Defences against innovation: the conservation of vagueness

Title: Defences against innovation: the conservation of vagueness
Author: Philip Boxer
Category: Submitted for Publication – not to be quoted

An individual newly joining an enterprise may experience it as a social defence system to which he or she must react and adapt. For the nurses in Isabel Menzies-Lyth’s study, “in the process of matching between psychic and social defence systems, the emphasis was heavily on the modification of the individual’s psychic defences”. A social defence system is, however, also “a historical development through collusive interaction between individuals to project and reify relevant elements of their psychic defence systems”. Menzies-Lyth underlines that the use of the organisation of an enterprise as a defence against anxiety is operated only by individuals. This approach has brought its clinical concepts, practices and focus on what enables interventions to be effective, approaching organisational entities through addressing the individual’s experience within a single enterprise, or, through the metaphoric use of psychoanalytic concepts to the enterprise itself as if it were an individual. Either way, the enterprise has been presumed to exist as a sovereign entity, paralleling the presumptions of a sovereign ego.

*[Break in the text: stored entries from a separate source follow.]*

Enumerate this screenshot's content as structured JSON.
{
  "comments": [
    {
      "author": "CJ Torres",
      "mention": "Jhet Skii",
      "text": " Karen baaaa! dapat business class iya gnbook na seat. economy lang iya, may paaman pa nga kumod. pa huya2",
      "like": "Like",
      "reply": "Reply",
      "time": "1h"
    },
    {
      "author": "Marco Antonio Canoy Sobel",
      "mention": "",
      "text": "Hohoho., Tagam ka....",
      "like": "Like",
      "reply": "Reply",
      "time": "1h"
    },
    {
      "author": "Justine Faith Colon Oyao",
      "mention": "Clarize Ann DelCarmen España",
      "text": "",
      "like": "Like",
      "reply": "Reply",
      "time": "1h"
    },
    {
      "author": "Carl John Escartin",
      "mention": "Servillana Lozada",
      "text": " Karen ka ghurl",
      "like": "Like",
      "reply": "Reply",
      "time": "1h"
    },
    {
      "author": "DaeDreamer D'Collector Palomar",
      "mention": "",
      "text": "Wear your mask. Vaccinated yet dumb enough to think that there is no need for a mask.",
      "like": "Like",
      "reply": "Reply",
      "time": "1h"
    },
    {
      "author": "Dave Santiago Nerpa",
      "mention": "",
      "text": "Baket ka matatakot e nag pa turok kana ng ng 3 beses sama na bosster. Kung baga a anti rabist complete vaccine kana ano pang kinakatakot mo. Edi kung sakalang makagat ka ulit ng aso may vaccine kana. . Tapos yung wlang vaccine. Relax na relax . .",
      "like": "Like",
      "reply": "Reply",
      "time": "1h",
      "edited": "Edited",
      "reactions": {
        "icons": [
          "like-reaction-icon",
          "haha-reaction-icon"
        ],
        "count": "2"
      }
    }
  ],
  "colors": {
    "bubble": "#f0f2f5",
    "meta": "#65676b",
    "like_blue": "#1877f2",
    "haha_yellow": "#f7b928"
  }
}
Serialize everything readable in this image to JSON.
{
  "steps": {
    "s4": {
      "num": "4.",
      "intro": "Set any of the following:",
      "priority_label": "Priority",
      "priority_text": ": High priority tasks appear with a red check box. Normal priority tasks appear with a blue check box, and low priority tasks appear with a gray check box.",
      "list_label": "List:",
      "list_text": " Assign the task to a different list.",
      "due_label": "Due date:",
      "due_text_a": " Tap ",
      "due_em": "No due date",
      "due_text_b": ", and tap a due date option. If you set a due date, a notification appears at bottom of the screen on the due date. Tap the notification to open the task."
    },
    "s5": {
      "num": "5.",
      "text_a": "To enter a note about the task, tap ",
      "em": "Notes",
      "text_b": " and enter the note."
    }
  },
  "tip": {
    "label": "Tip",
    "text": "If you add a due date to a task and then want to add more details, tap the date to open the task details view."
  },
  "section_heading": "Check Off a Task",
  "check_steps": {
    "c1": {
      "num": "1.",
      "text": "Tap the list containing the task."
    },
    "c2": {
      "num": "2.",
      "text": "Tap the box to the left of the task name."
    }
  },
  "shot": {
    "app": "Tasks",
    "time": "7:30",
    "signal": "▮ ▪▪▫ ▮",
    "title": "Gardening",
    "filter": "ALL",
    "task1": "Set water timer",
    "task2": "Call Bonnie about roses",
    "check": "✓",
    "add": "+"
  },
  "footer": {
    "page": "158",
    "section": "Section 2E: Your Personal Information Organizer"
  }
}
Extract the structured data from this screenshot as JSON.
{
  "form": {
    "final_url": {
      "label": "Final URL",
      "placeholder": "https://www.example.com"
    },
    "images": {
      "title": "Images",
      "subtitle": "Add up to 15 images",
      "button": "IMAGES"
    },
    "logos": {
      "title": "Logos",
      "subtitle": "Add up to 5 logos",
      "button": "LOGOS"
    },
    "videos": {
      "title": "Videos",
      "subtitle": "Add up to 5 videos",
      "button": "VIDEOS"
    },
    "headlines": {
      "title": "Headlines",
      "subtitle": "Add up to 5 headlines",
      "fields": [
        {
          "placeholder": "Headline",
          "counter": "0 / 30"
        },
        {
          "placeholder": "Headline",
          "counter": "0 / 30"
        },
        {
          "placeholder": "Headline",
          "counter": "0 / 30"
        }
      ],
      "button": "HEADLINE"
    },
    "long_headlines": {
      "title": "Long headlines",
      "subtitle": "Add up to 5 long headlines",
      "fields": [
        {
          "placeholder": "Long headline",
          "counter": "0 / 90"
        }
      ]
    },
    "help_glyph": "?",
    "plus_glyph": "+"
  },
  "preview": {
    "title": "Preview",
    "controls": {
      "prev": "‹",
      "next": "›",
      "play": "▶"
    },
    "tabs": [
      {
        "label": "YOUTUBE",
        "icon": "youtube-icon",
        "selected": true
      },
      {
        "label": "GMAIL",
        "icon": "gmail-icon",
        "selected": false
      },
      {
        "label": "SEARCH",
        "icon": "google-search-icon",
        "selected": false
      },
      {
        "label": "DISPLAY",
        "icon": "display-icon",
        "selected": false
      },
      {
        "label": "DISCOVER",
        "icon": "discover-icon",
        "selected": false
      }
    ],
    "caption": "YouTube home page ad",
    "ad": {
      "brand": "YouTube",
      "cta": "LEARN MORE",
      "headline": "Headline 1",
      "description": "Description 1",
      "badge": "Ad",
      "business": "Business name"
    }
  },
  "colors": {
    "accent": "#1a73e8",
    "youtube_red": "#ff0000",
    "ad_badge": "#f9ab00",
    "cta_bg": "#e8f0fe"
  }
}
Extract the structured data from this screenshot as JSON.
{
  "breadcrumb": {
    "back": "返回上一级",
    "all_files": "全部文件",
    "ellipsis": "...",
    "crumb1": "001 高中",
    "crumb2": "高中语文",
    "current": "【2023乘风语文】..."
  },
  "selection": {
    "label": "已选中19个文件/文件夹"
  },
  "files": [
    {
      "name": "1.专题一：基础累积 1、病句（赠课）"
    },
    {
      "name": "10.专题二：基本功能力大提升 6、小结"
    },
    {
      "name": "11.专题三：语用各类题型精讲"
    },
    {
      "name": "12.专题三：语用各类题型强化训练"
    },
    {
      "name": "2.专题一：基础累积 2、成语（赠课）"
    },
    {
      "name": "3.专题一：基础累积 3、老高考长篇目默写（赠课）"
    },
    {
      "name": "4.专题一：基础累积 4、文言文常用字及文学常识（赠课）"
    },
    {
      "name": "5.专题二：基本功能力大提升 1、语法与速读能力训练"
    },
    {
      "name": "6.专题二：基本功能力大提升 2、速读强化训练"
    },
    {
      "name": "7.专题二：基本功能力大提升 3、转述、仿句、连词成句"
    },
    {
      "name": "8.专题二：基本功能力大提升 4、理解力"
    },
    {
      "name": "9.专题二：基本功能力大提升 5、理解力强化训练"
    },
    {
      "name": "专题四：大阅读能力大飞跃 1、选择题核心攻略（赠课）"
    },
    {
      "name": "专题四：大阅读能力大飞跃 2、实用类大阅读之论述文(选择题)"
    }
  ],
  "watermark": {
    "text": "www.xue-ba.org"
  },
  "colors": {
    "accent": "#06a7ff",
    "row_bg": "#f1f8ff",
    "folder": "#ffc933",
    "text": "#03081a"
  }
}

How, then, are we to think psychoanalytically about the way in which the development of an enterprise interacts with an individual? The organisation of an enterprise used by its employees in support of their psychic defence systems is like the reef habitat used by its colonial organisms in support of their individual niches. The dynamic relationship of the coral reef with adjacent environments affects what forms of colonial organism it can support, but so too do the forms of colonial organism affect the topography of the coral reef. How does this translate into the individual-enterprise-environment dynamic? This paper considers the psychoanalytic implications of considering how cross-boundary conditions come to dominate intra-enterprise dynamics.